Ethan held his stare for half a second, then turned on his heel and started walking toward the car before his mouth could get him killed.

"I’m going to keep you safe," he muttered under his breath, pitching his voice into a perfect imitation of Sirius’s calm. "And you’re going to stop pretending safety is an insult."

He didn’t even realize Sirius was close enough to hear until Sirius’s hand landed lightly at the middle of Ethan’s back.

"You’re terrible at impressions," Sirius said.

Ethan shot him a look. "I’m excellent. You’re just offended because it’s accurate."

Sirius’s mouth twitched faintly. "I’m offended because you’re walking like you want to fight a wall."

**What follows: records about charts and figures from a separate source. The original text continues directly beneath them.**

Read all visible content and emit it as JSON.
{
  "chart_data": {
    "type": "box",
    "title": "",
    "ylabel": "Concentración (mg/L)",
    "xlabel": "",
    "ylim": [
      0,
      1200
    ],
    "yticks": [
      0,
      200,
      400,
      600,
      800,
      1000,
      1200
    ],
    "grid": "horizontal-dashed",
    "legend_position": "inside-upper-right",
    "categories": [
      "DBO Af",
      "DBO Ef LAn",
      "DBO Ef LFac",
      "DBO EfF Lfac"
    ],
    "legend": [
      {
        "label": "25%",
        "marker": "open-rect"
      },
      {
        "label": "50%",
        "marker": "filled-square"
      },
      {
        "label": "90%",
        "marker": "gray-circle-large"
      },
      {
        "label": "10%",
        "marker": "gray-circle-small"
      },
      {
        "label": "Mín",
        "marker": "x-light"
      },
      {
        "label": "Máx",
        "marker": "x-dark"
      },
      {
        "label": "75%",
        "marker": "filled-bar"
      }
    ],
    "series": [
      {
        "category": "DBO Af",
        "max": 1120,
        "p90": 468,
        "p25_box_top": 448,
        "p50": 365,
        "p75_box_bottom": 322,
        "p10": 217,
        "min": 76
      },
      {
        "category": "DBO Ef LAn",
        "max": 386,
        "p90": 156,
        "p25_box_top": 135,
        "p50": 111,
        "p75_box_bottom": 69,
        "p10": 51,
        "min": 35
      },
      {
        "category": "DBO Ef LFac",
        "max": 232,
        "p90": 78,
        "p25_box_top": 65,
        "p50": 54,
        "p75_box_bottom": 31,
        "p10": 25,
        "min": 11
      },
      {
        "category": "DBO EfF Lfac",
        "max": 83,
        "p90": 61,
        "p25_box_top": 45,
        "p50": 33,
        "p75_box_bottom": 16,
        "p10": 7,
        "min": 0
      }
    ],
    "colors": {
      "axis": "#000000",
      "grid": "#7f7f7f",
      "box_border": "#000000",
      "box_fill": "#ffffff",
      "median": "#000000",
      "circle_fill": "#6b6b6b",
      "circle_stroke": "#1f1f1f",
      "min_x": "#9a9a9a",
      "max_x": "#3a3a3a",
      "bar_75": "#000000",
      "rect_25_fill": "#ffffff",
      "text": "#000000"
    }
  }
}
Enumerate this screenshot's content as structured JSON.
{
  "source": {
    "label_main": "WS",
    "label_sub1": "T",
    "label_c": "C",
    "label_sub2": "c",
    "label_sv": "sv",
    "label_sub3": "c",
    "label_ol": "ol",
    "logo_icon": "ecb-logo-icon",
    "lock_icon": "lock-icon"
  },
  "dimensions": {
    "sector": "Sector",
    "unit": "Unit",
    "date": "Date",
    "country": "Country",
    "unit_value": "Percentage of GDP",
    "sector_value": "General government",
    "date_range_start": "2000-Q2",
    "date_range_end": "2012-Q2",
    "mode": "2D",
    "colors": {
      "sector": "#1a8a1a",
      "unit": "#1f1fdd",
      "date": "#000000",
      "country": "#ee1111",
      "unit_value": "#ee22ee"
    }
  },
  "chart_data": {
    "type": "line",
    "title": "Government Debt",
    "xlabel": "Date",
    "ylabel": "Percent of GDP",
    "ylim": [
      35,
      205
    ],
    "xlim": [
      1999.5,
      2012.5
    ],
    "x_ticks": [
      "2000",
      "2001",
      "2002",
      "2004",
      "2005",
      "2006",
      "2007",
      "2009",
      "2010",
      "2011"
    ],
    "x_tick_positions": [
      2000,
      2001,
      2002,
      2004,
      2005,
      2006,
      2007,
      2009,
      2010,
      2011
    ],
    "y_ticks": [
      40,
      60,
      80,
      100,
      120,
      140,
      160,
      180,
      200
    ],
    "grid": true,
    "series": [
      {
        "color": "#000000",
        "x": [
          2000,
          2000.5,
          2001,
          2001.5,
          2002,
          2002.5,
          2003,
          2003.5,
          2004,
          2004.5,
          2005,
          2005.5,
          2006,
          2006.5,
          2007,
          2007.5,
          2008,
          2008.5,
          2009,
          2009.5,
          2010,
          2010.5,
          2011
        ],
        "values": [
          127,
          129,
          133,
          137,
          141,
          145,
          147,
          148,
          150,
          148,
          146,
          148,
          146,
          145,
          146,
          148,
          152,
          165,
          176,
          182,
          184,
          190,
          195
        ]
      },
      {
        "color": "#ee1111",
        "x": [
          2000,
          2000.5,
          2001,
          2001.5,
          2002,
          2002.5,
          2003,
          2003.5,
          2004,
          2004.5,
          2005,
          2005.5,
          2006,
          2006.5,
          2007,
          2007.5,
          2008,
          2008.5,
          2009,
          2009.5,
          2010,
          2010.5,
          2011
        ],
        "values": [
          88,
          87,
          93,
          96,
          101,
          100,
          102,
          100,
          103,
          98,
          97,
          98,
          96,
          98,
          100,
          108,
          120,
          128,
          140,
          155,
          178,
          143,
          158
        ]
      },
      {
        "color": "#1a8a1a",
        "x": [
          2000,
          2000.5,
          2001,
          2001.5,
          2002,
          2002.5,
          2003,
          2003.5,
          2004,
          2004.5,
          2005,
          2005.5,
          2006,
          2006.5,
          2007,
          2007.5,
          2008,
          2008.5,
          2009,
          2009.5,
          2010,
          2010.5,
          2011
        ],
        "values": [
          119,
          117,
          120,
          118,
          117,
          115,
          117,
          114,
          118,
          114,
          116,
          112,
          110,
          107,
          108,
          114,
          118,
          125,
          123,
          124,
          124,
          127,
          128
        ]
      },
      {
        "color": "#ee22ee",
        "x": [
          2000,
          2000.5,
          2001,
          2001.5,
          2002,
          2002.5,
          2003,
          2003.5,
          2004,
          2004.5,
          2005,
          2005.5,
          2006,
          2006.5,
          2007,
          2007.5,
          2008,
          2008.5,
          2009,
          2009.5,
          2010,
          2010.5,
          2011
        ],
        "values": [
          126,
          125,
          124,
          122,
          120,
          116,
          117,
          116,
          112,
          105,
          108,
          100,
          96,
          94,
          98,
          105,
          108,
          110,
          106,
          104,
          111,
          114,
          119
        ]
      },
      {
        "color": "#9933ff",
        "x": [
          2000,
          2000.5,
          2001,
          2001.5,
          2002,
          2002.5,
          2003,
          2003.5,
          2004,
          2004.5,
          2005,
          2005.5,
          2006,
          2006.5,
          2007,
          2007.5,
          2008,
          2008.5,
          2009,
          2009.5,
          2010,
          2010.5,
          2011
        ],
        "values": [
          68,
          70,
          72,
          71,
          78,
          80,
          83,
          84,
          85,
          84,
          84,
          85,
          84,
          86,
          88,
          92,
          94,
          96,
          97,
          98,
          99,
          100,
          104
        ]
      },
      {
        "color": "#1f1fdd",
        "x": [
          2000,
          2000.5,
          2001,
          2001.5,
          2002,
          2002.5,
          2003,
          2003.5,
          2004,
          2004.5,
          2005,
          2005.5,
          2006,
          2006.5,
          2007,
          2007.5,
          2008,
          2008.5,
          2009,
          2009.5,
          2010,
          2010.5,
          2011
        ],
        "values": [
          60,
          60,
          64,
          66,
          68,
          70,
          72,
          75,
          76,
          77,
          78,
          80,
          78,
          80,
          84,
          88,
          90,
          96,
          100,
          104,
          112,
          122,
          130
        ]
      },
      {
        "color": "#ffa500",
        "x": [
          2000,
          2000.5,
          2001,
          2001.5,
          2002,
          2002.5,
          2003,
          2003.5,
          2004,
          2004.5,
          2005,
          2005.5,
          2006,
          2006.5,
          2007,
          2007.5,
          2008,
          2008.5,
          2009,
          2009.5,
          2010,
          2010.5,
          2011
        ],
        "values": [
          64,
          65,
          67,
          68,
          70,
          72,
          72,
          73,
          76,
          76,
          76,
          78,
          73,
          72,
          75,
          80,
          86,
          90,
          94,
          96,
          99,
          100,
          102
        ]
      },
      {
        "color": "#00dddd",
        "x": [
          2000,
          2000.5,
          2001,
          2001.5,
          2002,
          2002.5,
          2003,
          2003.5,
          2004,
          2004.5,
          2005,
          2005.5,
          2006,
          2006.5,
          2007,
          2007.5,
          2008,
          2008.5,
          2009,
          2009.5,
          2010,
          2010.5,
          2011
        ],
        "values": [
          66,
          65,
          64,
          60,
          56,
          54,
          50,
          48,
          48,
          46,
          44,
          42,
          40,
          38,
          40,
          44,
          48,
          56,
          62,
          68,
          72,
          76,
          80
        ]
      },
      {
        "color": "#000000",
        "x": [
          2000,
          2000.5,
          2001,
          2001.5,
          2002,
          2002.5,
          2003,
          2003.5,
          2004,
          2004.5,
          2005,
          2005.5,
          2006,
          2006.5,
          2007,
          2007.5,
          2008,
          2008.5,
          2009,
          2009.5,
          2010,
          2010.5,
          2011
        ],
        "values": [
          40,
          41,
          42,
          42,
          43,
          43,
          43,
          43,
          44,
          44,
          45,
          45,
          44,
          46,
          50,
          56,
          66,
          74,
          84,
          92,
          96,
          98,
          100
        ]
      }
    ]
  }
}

"I do want to fight a wall," Ethan snapped, then immediately softened it into a grimace when his stomach rolled again. "And I want to fight my own biology."

Sirius opened the car door for him without comment, which was infuriatingly considerate.

Ethan climbed in and muttered, "Don’t get used to me obeying you."

Sirius shut the door with quiet finality. From the other side, his voice carried through the glass, calm as ever.

"I won’t," he said. "I’ll get used to you arguing while you obey."

Ethan stared at him through the window, scandalized.

"Excuse you," he said, clearly.

Sirius walked around the car like he had all the time in the world. "Buckle up, Ethan."

Ethan hissed, "I hate you."

Sirius got in beside him, composed. "Noted."